One of the major startup stories of the past year was the surge of GenAI. The data certainly supports this narrative: in 2023, 18 per cent of all VC funding went to GenAI-focused startups. Even as global funding was down, GenAI had its best funding year to date by far.

GenAI VC funding increased threefold in 2023 compared to 2022. Deal counts nearly doubled. While this surge in AI funding was the result of several factors, the release of ChatGPT 3.5 for the general public on November 30, 2022, served as a launch point for the year to come as investors and enthusiasts alike turned their attention to this cutting-edge technology.

In 2023, US-based GenAI startups increased their share of all VC deals to 65 per cent, an increase from 57 per cent in 2022.

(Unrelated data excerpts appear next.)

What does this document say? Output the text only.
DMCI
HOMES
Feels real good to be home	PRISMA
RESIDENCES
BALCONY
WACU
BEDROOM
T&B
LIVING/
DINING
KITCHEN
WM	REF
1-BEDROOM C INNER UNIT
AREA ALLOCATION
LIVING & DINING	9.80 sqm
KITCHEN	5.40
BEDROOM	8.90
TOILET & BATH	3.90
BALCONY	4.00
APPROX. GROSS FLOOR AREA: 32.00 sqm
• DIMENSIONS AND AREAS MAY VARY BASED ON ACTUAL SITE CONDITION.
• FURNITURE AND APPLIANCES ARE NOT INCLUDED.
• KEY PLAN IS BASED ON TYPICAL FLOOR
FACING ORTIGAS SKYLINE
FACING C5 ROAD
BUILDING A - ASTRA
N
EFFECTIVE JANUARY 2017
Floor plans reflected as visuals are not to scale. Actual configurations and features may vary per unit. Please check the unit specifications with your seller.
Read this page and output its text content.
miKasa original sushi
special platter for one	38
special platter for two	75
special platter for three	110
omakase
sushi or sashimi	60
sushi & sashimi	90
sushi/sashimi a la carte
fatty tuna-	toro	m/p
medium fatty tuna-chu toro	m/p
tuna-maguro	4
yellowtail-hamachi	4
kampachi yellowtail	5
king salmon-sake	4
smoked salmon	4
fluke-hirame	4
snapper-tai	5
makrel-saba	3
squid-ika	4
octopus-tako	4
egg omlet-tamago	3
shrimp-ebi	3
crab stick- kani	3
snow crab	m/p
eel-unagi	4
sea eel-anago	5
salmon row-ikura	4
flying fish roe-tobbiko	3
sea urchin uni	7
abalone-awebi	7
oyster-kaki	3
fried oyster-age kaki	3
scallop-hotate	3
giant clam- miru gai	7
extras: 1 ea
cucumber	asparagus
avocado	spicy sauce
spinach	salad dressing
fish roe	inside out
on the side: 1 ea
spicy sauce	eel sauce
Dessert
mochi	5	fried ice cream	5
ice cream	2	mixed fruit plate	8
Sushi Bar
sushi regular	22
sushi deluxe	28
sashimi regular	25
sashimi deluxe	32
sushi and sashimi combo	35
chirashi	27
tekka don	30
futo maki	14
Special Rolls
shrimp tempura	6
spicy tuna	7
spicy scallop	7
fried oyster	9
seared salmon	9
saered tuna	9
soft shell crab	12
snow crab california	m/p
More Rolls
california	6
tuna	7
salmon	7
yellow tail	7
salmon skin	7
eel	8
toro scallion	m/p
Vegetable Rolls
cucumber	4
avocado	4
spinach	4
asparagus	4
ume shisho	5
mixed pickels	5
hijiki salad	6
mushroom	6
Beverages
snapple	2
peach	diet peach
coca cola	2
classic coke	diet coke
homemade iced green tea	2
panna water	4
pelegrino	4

“As world leaders start to grasp the potential of this new technology, it is becoming an increasing concern for both domestic and global politics. This may place some GenAI startups in a difficult position as these considerations fall beyond the scope of the typical startup business model,” the report revealed.

Given all the investment, the GenAI space is poised to continue at its recent pace well into 2024 and beyond.

 “By 2040, Frontier Technologies will be thousands of times more powerful than they are today, and many innovators are trying hard to create new, superior designs. For instance, Amazon’s R&D investment is greater than the total GDP of 40 countries,” Daniel Doll-Steinberg, Co-Founder and Partner of EdenBase, said.

At the same time, he said that innovative startups aim to leverage AI, blockchain, and other technologies to disrupt and automate entire industries and business processes.

“This is a global race with the highest stakes. Those who harness these technologies effectively will reap huge productivity gains and shape the trajectory of the 21st-century economy. New superpowers will be born.”

For the first time, he said that the playing field is levelling, opening an era in which the next wave of technological breakthroughs could as likely originate from rural India or Africa as from traditional powerhouses like California or London, heralding a new chapter of global innovation driven by accessibility.

The top three ecosystems have maintained their same positions from 2020, with Silicon Valley remaining at the top, followed by New York City and London tied for the second spot.

Tel Aviv has moved up one rank and is now tied with Los Angeles at fourth.

The top five accounted for a collective $4.4 trillion in ecosystem value, 54 per cent of the total of the Top 40 ecosystems while the remaining 35 ecosystems are collectively worth $4 trillion in ecosystem value.